Univariate Models (um Class)

The um class represents univariate ARIMA-type models, combining lag polynomials and parameters in a structured way.

ar1p <- um(ar = "(1 - 0.9B)")
ar1n <- um(ar = "(1 + 0.9B)")
ma1p <- um(ma = "(1 - 0.9B)")
ma1n <- um(ma = "(1 + 0.9B)")
ar2c <- um(ar = "(1 - 1.52B + 0.8B^2)")

display(list(ar1p, ar1n, ma1p, ma1n, ar2c),
        lag.max = 20, graphs = c("acf", "pacf", "spec"))


Example: Building Material Series

Here we identify and estimate a seasonal ARIMA model for the BuildingMat dataset.

Z <- BuildingMat
ide(Z, transf = list(
  list(bc = TRUE),
  list(bc = TRUE, S = 1),
  list(bc = TRUE, d = 1, D = 1), 
  list(bc = TRUE, d = 1, D = 1, i = lagpol(s = 3, coef = "1"))
))


um1 <- um(Z, bc = TRUE,
          i  = list(1, c(1, 3), c(1, 12)),
          ma = list(theta = 1, Theta = c(1, 3), THETA = c(1, 12)))
diagchk(um1)


p <- predict(um1, n.ahead = 12, i = c(1, 12))
plot(p, n.back = 72)

A UCARIMA decomposition can be obtained for the fitted model:

uca1 <- as.ucarima(um1, i = 3)
uc1 <- wkfilter(uca1)
plot(uc1, main = "")


Transfer Function Models (tfm Class)

Transfer function models allow us to model dynamic relationships between input and output time series.

Y <- seriesJ$Y - mean(seriesJ$Y)
X <- seriesJ$X - mean(seriesJ$X)

umx <- um(X, ar = 3)
umy <- fit(umx, Y)
pccf(X, Y, um.x = umx, lag.max = 16)


tfx  <- tfest(Y, X, delay = 3, p = 2, q = 2, um.x = umx, um.y = umy)
tfmy <- tfm(Y, inputs = tfx, noise = um(ar = 2))
tfmy
#>         Estimate Std. Error
#> X    -0.53141158 0.07356736
#> X.d1  0.56456814 0.20463368
#> X.d2 -0.01122093 0.14146574
#> X.w1 -0.69926401 0.33925408
#> X.w2 -0.96083268 0.31367491
#> ar1   1.52875879 0.04617066
#> ar2  -0.63046844 0.04857962
#> 
#> log likelihood:  4.288532
#> Residual standard error:  0.2375415
#> aic: 0.01832073

Another example with BJsales data:

Y <- window(BJsales, end = 140)
X <- window(BJsales.lead, end = 140)
umy <- um(Y, i = 1, ma = "1-0.620B", mu = 0.033, fit = FALSE)
umx <- um(X, i = 1, ma = "1 - 0.4483B", fit = FALSE)
tfx <- tf(X, delay = 3, w0 = 4.716, ar = "1-0.725B", um = umx)
tfmy <- tfm(output = Y, inputs = tfx, noise = umy, fit = FALSE)
plot(predict(tfmy, n.ahead = 10, ori = 89), n.back = 15, ylab = expression(Y[t]))

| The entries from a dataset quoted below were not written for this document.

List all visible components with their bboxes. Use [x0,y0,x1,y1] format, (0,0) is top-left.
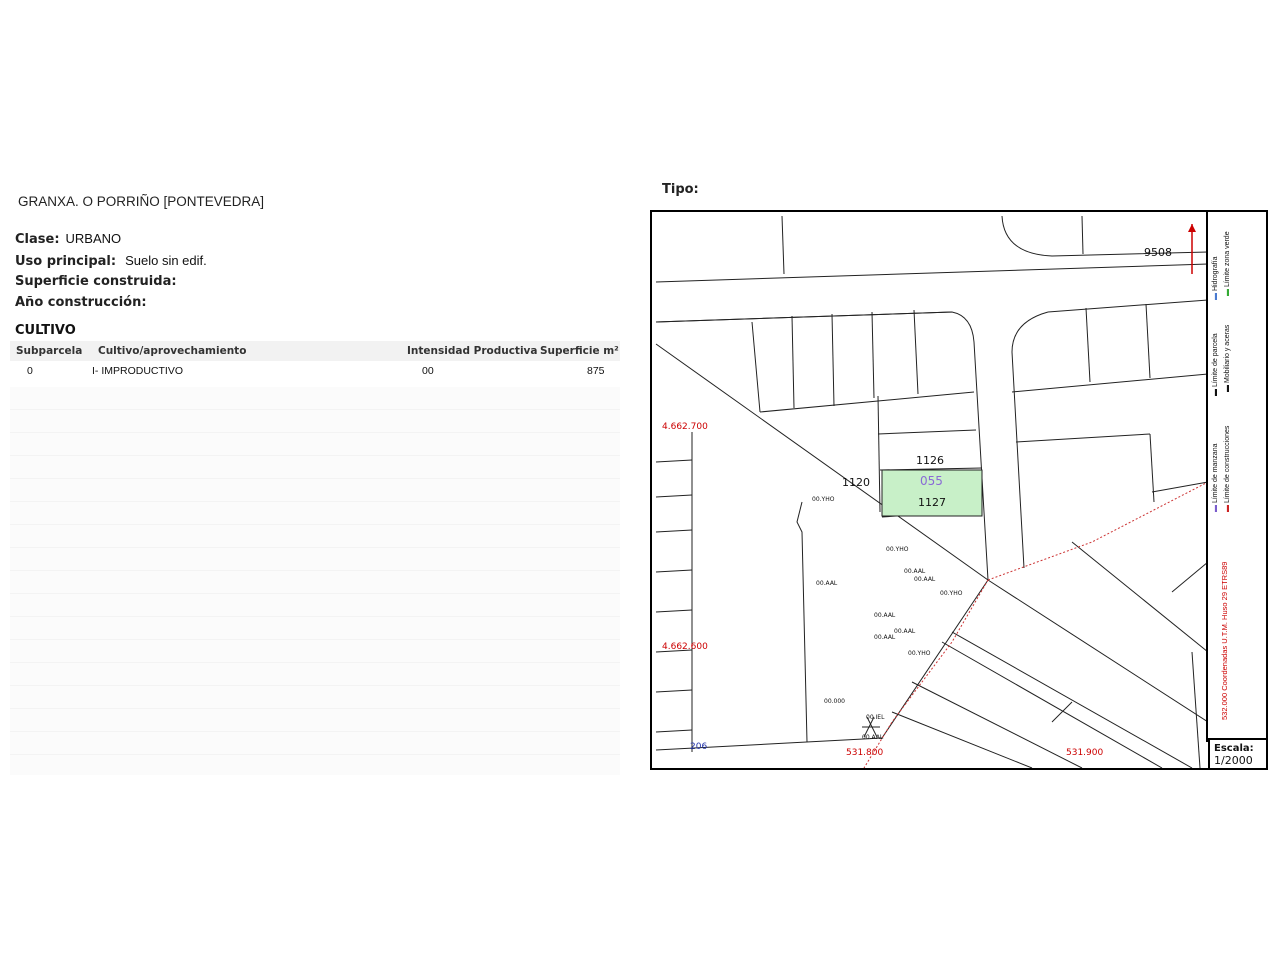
parcel-line [759,391,975,413]
land-code: 00.AAL [914,576,936,583]
field-clase: Clase: URBANO [15,231,121,247]
land-code: 00.AAL [904,568,926,575]
parcel-line [891,711,1033,768]
parcel-line [655,494,693,498]
parcel-line [655,689,693,693]
land-code: 00.AAL [874,612,896,619]
field-anio-construccion: Año construcción: [15,295,147,310]
parcel-line [831,313,835,407]
cell-cultivo: I- IMPRODUCTIVO [92,365,183,377]
parcel-number: 1126 [916,454,944,467]
legend-zona-verde: ▬ Límite zona verde [1224,231,1231,296]
parcel-line [655,729,693,733]
land-code: 00.AAL [816,580,838,587]
parcel-line [877,429,977,435]
scale-box: Escala: 1/2000 [1208,738,1266,768]
coordinate-label: 531.900 [1066,748,1104,758]
map-drawing [655,215,1208,768]
parcel-line [1015,433,1151,443]
scale-value: 1/2000 [1214,754,1253,767]
legend-manzana: ▬ Límite de manzana [1212,443,1219,513]
parcel-line [655,609,693,613]
parcel-line [1011,373,1208,393]
parcel-number-highlight: 055 [920,474,943,488]
parcel-line [1171,561,1208,593]
parcel-line [655,459,693,463]
field-superficie-construida: Superficie construida: [15,274,177,289]
coordinate-label: 206 [690,742,708,752]
parcel-line [791,315,795,409]
table-header: Subparcela Cultivo/aprovechamiento Inten… [10,341,620,361]
coordinate-label: 4.662.600 [662,642,708,652]
parcel-line [1151,481,1208,493]
parcel-line [1071,541,1208,653]
uso-value: Suelo sin edif. [125,253,207,268]
street-line [655,263,1208,283]
parcel-line [781,215,785,275]
header-intensidad: Intensidad Productiva [407,345,538,357]
parcel-number: 9508 [1144,246,1172,259]
parcel-line [987,579,1208,723]
header-subparcela: Subparcela [16,345,83,357]
parcel-line [1191,651,1201,768]
cultivo-title: CULTIVO [15,323,76,338]
land-code: 00.YHO [812,496,835,503]
parcel-line [941,641,1163,768]
cell-superficie: 875 [587,365,605,377]
legend-hidrografia: ▬ Hidrografía [1212,256,1219,300]
land-code: 00.IEL [866,714,885,721]
parcel-line [796,501,808,743]
parcel-line [1081,215,1084,255]
field-uso-principal: Uso principal: Suelo sin edif. [15,253,207,269]
clase-label: Clase: [15,232,60,247]
header-cultivo: Cultivo/aprovechamiento [98,345,247,357]
land-code: 00.000 [824,698,845,705]
parcel-line [655,529,693,533]
parcel-line [655,569,693,573]
coordinate-label: 531.800 [846,748,884,758]
boundary-dashed [987,481,1208,581]
land-code: 00.AAL [894,628,916,635]
map-legend: ▬ Límite de manzana ▬ Límite de parcela … [1206,212,1266,742]
land-code: 00.YHO [908,650,931,657]
table-empty-area [10,387,620,775]
parcel-line [1051,701,1073,723]
parcel-line [1085,307,1091,383]
land-code: 00.AAL [874,634,896,641]
land-code: 00.AAL [862,734,884,741]
parcel-line [1145,303,1151,379]
cell-subparcela: 0 [27,365,33,377]
projection-label: 532.000 Coordenadas U.T.M. Huso 29 ETRS8… [1220,561,1229,720]
superficie-label: Superficie construida: [15,274,177,289]
anio-label: Año construcción: [15,295,147,310]
land-code: 00.YHO [940,590,963,597]
parcel-line [751,321,761,413]
table-row: 0 I- IMPRODUCTIVO 00 875 [10,361,620,381]
block-outline [655,311,989,581]
legend-mobiliario: ▬ Mobiliario y aceras [1224,324,1231,392]
tipo-label: Tipo: [662,182,699,197]
legend-parcela: ▬ Límite de parcela [1212,333,1219,396]
uso-label: Uso principal: [15,254,117,269]
parcel-line [913,309,919,395]
legend-construcciones: ▬ Límite de construcciones [1224,425,1231,512]
parcel-line [871,311,875,399]
scale-label: Escala: [1214,743,1254,754]
cultivo-table: Subparcela Cultivo/aprovechamiento Inten… [10,341,620,381]
parcel-line [1047,299,1208,313]
parcel-number: 1120 [842,476,870,489]
parcel-line [1001,215,1208,257]
clase-value: URBANO [65,231,122,246]
parcel-line [911,681,1083,768]
land-code: 00.YHO [886,546,909,553]
cell-intensidad: 00 [422,365,434,377]
parcel-line [877,395,881,513]
coordinate-label: 4.662.700 [662,422,708,432]
north-arrow-icon [1188,224,1196,274]
property-info-panel: GRANXA. O PORRIÑO [PONTEVEDRA] Clase: URB… [0,175,622,775]
parcel-number: 1127 [918,496,946,509]
property-location: GRANXA. O PORRIÑO [PONTEVEDRA] [18,194,265,209]
cadastral-map: 9508 1126 055 1127 1120 4.662.700 4.662.… [650,210,1268,770]
header-superficie: Superficie m² [540,345,619,357]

Outliers and Calendar Effects

The outliers() function can automatically detect additive outliers, level shifts, and calendar-related effects.

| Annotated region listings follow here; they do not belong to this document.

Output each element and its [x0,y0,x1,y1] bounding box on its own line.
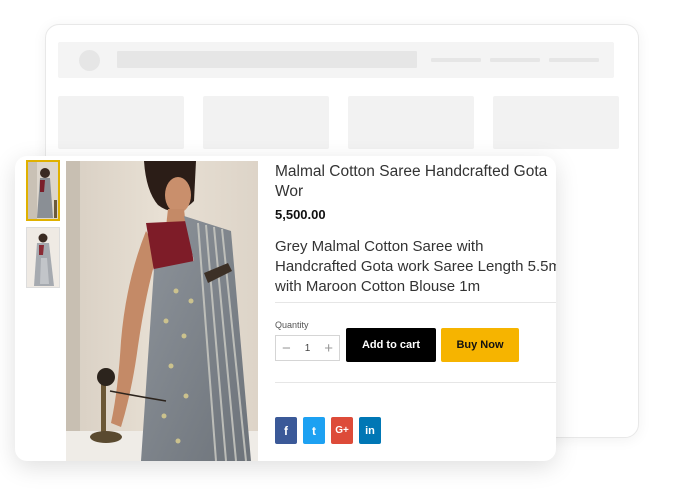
skeleton-title-bar [117,51,417,68]
saree-thumbnail-image [28,162,58,219]
quantity-value[interactable]: 1 [305,343,311,354]
main-product-image[interactable] [66,161,258,461]
product-description: Grey Malmal Cotton Saree with Handcrafte… [275,238,556,295]
skeleton-nav-bar [431,58,481,62]
skeleton-nav-bar [549,58,599,62]
skeleton-card [493,96,619,149]
skeleton-card [58,96,184,149]
skeleton-card [348,96,474,149]
facebook-icon[interactable]: f [275,417,297,444]
saree-photo [66,161,258,461]
product-thumbnail-1[interactable] [26,160,60,221]
decrement-button[interactable]: − [282,341,291,356]
increment-button[interactable]: + [324,341,333,356]
product-price: 5,500.00 [275,207,326,222]
skeleton-header [58,42,614,78]
google-plus-icon[interactable]: G+ [331,417,353,444]
buy-now-button[interactable]: Buy Now [441,328,519,362]
skeleton-card [203,96,329,149]
linkedin-icon[interactable]: in [359,417,381,444]
skeleton-nav-bar [490,58,540,62]
saree-thumbnail-image [27,228,59,287]
divider [275,382,556,383]
product-thumbnail-2[interactable] [26,227,60,288]
twitter-icon[interactable]: t [303,417,325,444]
add-to-cart-button[interactable]: Add to cart [346,328,436,362]
divider [275,302,556,303]
quantity-label: Quantity [275,320,309,330]
product-card: Malmal Cotton Saree Handcrafted Gota Wor… [15,156,556,461]
skeleton-avatar [79,50,100,71]
quantity-stepper: − 1 + [275,335,340,361]
product-title: Malmal Cotton Saree Handcrafted Gota Wor [275,163,548,200]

tfm1 <- outliers(um1, calendar = TRUE, easter = TRUE,
                 form = "wd", c = 4, p.value = 0.05, n.ahead = 24)
tfm1
#>                 Estimate   Std. Error
#> wkdays_wknd  0.007332737 0.0002480437
#> leapyear     0.037447165 0.0058897925
#> Easter4     -0.013014259 0.0038389251
#> LS20.05      0.128985025 0.0204090465
#> TC21.03      0.116594564 0.0196686907
#> theta        0.208174283 0.0505459903
#> Theta        0.999513134 0.0161521838
#> THETA        0.666107661 0.0417386475
#> 
#> log likelihood:  878.6611
#> Residual standard error:  0.02266491
#> aic: -4.582427

UCARIMA Decompositions

Finally, the ucarima class provides a unified structure for unobserved components models.

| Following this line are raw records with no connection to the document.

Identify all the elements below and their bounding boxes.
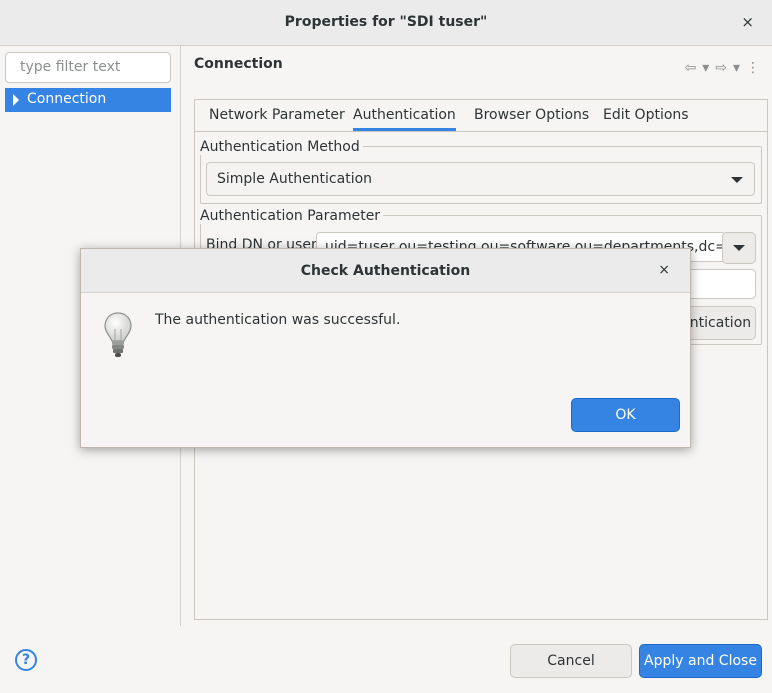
auth-param-label: Authentication Parameter	[200, 208, 384, 224]
auth-method-label: Authentication Method	[200, 139, 363, 155]
window-title: Properties for "SDI tuser"	[284, 14, 488, 30]
tab-edit-options[interactable]: Edit Options	[603, 107, 689, 123]
tab-bar: Network Parameter Authentication Browser…	[195, 100, 767, 132]
page-title: Connection	[194, 56, 283, 72]
sidebar-item-label: Connection	[27, 91, 107, 107]
bind-dn-dropdown-button[interactable]	[722, 232, 756, 264]
back-menu-icon[interactable]: ▾	[702, 60, 709, 76]
ok-button[interactable]: OK	[571, 398, 680, 432]
tab-browser-options[interactable]: Browser Options	[474, 107, 589, 123]
footer: ? Cancel Apply and Close	[0, 626, 772, 693]
apply-and-close-button[interactable]: Apply and Close	[639, 644, 762, 678]
dialog-message: The authentication was successful.	[155, 312, 401, 328]
cancel-button[interactable]: Cancel	[510, 644, 632, 678]
window-titlebar: Properties for "SDI tuser" ×	[0, 0, 772, 46]
auth-method-select[interactable]: Simple Authentication	[206, 162, 755, 196]
dialog-titlebar: Check Authentication ×	[81, 249, 690, 293]
filter-input[interactable]: type filter text	[5, 52, 171, 83]
dialog-title: Check Authentication	[300, 263, 471, 279]
forward-menu-icon[interactable]: ▾	[733, 60, 740, 76]
dialog-close-icon[interactable]: ×	[658, 262, 670, 278]
sidebar-item-connection[interactable]: Connection	[5, 88, 171, 112]
help-icon[interactable]: ?	[15, 649, 37, 671]
window-close-icon[interactable]: ×	[741, 13, 754, 31]
back-arrow-icon[interactable]: ⇦	[684, 60, 696, 76]
chevron-down-icon	[733, 245, 745, 251]
auth-method-value: Simple Authentication	[217, 171, 373, 187]
check-authentication-dialog: Check Authentication × The authenticatio…	[80, 248, 691, 448]
tab-authentication[interactable]: Authentication	[353, 107, 456, 131]
forward-arrow-icon[interactable]: ⇨	[715, 60, 727, 76]
view-menu-icon[interactable]: ⋮	[746, 60, 760, 76]
page-nav: ⇦ ▾ ⇨ ▾ ⋮	[684, 60, 760, 76]
chevron-down-icon	[731, 177, 743, 183]
expand-arrow-icon[interactable]	[13, 94, 19, 106]
tab-network-parameter[interactable]: Network Parameter	[209, 107, 345, 123]
lightbulb-icon	[104, 312, 132, 357]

trend <- um(i = 2, ma = c(theta = 1), sig2 = c(s2t = 0.1))
seas  <- um(i = "12", 
             ma = lagpol(coef = c("0.7944","0.6185","0.4699",
                                  "0.3465","0.2458","0.1658",
                                  "0.1041","0.0587","0.0275","0.0086")),
             sig2 = c(s2s = 0.01))
irreg <- um(sig2 = c(s2i = 1))

uca1 <- ucarima(Z, bc = TRUE,
                ucm = list(trend = trend, seas = seas, irreg = irreg))
rf1  <- as.um(uca1)
uca3 <- as.ucarima(rf1, i = 2, canonical = FALSE)
uca3
#> signal1 
#> (1 - B)^2z_t = (1 - 0.94B)a_t, s2a = 0.0002011 
#> signal2 
#> (1 + B + B^2 + B^3 + B^4 + B^5 + B^6 + B^7 + B^8 + B^9 + B^10 +
#> B^11)z_t = (1 + 0.11B + 0.07B^2 + 0.037B^3 + 0.013B^4 - 0.0017B^5 -
#> 0.01B^6 - 0.013B^7 - 0.012B^8 - 0.0082B^9 - 0.0036B^10)a_t, s2a =
#> 1.169e-05 
#> noise 
#> z_t = a_t, s2a = 0.0008268

Summary

This vignette has illustrated how tfarima supports the entire workflow for ARIMA and transfer function modeling:
from model specification (lagpol, um) and simulation, to estimation (fit), diagnostics (diagchk), forecasting (predict), and structural decomposition (ucarima).

For more formal details, theoretical background, and advanced examples, see the accompanying article and package documentation.